The Fort Report: Oil Price Speculation

Press Release

Date: June 27, 2008


The Fort Report

Oil Price Speculation

The North Platte Bulletin ran an informative article on the aspects of oil and gasoline price spikes as they relate to commodities speculation. I thought you might be interested in reviewing this article. You will find it below. Additionally, as a member of the House Agriculture Committee, I participated in a hearing earlier this week on this important issue. If you are interested in viewing parts of the hearing, you may go to my website at http://fortenberry.house.gov/ and select the video clip titled "Energy Hearing."


Airlines keep cutting, call for oil futures regulations
by George Lauby
North Platte Bulletin
6/23/2008

Reps. Jeff Fortenberry and Adrian Smith will participate in a House committee hearing Wednesday examining the energy crisis and futures trading.

Fortenberry said he is looking forward to it.

"Families, communities, and businesses are hurting," he said. "I remain seriously concerned that commodity speculation is a significant factor in the rapid rise of oil prices."

Fortenberry co-sponsored a provision in the Farm Bill that will help regulate the Intercontinental Commodity Exchange and could eventually close the so-called Enron loophole, which critics say allows the energy futures markets to be manipulated by shrewd, wealthy traders.

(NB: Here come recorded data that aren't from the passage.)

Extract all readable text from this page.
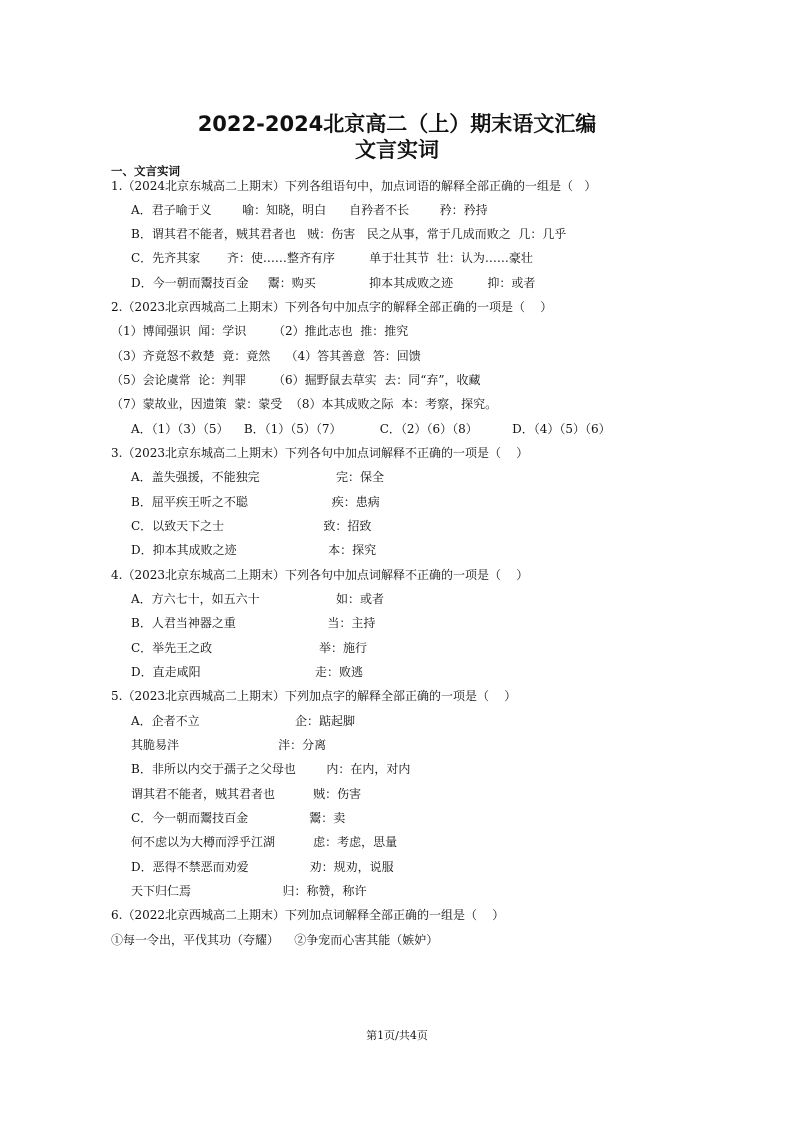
2022-2024北京高二（上）期末语文汇编
文言实词
一、文言实词
1.（2024北京东城高二上期末）下列各组语句中，加点词语的解释全部正确的一组是（   ）
A．君子喻于义        喻：知晓，明白      自矜者不长        矜：矜持
B．谓其君不能者，贼其君者也   贼：伤害   民之从事，常于几成而败之  几：几乎
C．先齐其家       齐：使……整齐有序         单于壮其节  壮：认为……豪壮
D．今一朝而鬻技百金     鬻：购买              抑本其成败之迹         抑：或者
2.（2023北京西城高二上期末）下列各句中加点字的解释全部正确的一项是（    ）
（1）博闻强识  闻：学识       （2）推此志也  推：推究
（3）齐竟怒不救楚  竟：竟然    （4）答其善意  答：回馈
（5）会论虞常  论：判罪       （6）掘野鼠去草实  去：同“弃”，收藏
（7）蒙故业，因遗策  蒙：蒙受  （8）本其成败之际  本：考察，探究。
A．（1）（3）（5）    B．（1）（5）（7）          C．（2）（6）（8）         D．（4）（5）（6）
3.（2023北京东城高二上期末）下列各句中加点词解释不正确的一项是（    ）
A．盖失强援，不能独完                    完：保全
B．屈平疾王听之不聪                      疾：患病
C．以致天下之士                          致：招致
D．抑本其成败之迹                        本：探究
4.（2023北京东城高二上期末）下列各句中加点词解释不正确的一项是（    ）
A．方六七十，如五六十                    如：或者
B．人君当神器之重                        当：主持
C．举先王之政                            举：施行
D．直走咸阳                              走：败逃
5.（2023北京西城高二上期末）下列加点字的解释全部正确的一项是（    ）
A．企者不立                         企：踮起脚
其脆易泮                          泮：分离
B．非所以内交于孺子之父母也        内：在内，对内
谓其君不能者，贼其君者也          贼：伤害
C．今一朝而鬻技百金                鬻：卖
何不虑以为大樽而浮乎江湖          虑：考虑，思量
D．恶得不禁恶而劝爱                劝：规劝，说服
天下归仁焉                        归：称赞，称许
6.（2022北京西城高二上期末）下列加点词解释全部正确的一组是（    ）
①每一令出，平伐其功（夸耀）    ②争宠而心害其能（嫉妒）
第1页/共4页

Fortenberry has also asked the President, the Secretary of Energy, and the House leadership to convene an emergency energy summit to examine the effect commodities speculation has on rising energy costs.

Other hearings

The House subcommittee on oversight and investigations held a lengthy hearing Monday on futures speculation. The U.S. Senate is also preparing to hold similar hearings.

Airlines are among those asking for more futures regulations.

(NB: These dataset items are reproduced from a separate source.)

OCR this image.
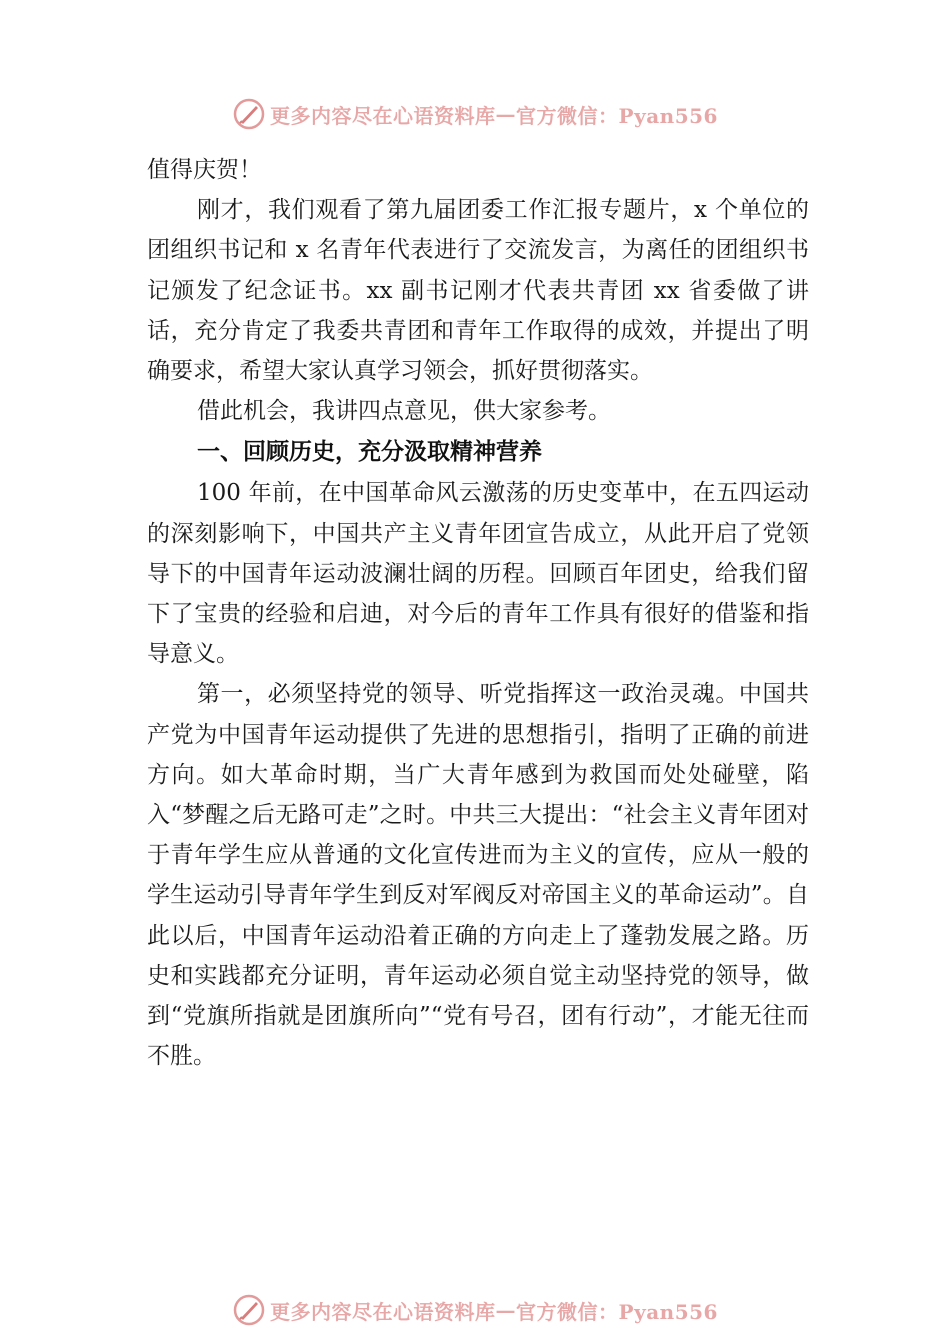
更多内容尽在心语资料库 — 官方微信：Pyan556

值得庆贺！

刚才，我们观看了第九届团委工作汇报专题片，x 个单位的团组织书记和 x 名青年代表进行了交流发言，为离任的团组织书记颁发了纪念证书。xx 副书记刚才代表共青团 xx 省委做了讲话，充分肯定了我委共青团和青年工作取得的成效，并提出了明确要求，希望大家认真学习领会，抓好贯彻落实。

借此机会，我讲四点意见，供大家参考。

一、回顾历史，充分汲取精神营养

100 年前，在中国革命风云激荡的历史变革中，在五四运动的深刻影响下，中国共产主义青年团宣告成立，从此开启了党领导下的中国青年运动波澜壮阔的历程。回顾百年团史，给我们留下了宝贵的经验和启迪，对今后的青年工作具有很好的借鉴和指导意义。

第一，必须坚持党的领导、听党指挥这一政治灵魂。中国共产党为中国青年运动提供了先进的思想指引，指明了正确的前进方向。如大革命时期，当广大青年感到为救国而处处碰壁，陷入“梦醒之后无路可走”之时。中共三大提出：“社会主义青年团对于青年学生应从普通的文化宣传进而为主义的宣传，应从一般的学生运动引导青年学生到反对军阀反对帝国主义的革命运动”。自此以后，中国青年运动沿着正确的方向走上了蓬勃发展之路。历史和实践都充分证明，青年运动必须自觉主动坚持党的领导，做到“党旗所指就是团旗所向”“党有号召，团有行动”，才能无往而不胜。

更多内容尽在心语资料库 — 官方微信：Pyan556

An airline spokesman noted that eight carriers have already shut down and nearly 14,000 airline industry jobs have been cut. In addition, most major airlines are planning to cut flights by 10-12 percent this fall, park airplanes and lay off thousands more workers.

During the House hearing Monday, several lawmakers and witnesses called for more regulation. Many said speculation has added from $30 to $70 to the overall price of a barrel of oil.

Oppenheimer oil analyst Fadel Gheit said oil prices above $65 a barrel are not supported by market fundamentals.

Others urged the government to move cautiously if at all, warning of unintended consequences.

Big trades

Unregulated futures energy trading began with a new federal law in 2000 for which Enron lobbied heavily. That opened the door to what is now heavy trading.

House subcommittee chairman Bart Stupak of Michigan, a strong critic of unregulated futures trading, said traders held 714 crude-oil futures contracts in January 2003 and now have more than 3 million.

Fortenberry, Rep. Adrian Smith and Sen. Ben Nelson are among those calling for extensive changes.

Smith said Nebraska has the potential to produce more hydropower (see 'opinon').

Fortenberry called for Congress and the Administration to fully analyze the effects of commodity speculation and other potential factors, including: rising demand, supply restrictions, inflation, boutique fuels, lack of sustainable alternative sources, geopolitical instability, and OPEC.

Farm bill

Sen. Ben Nelson is calling for a National Commission on Energy Policy and Global Climate Change (see ‘Opinion'). Nelson also said recently that the Farm Bill provision that deals with futures trading "will prove invaluable in the coming months."

The bill provides new regulations for certain over-the-counter energy derivatives (futures) markets. The regulations would apply to electronic trades -- where multiple buyers and sellers are able to post orders and execute transactions over an electronic network.

The Commodity Futures Trading Commission will have more oversight over such trades. The electronic exchanges will be required to publish and/or report information related to prices, trading volume, and the size of positions held by speculators and hedgers.

And, if the CFTC determines these markets play a significant role in setting energy prices, the exchanges will be required to register and comply with core principles aimed at curbing manipulation and excessive speculation, according to the Congressional Research Service.

However, more extensive two-party trades known as "swaps" will apparently continue without oversight unless Congress takes further action.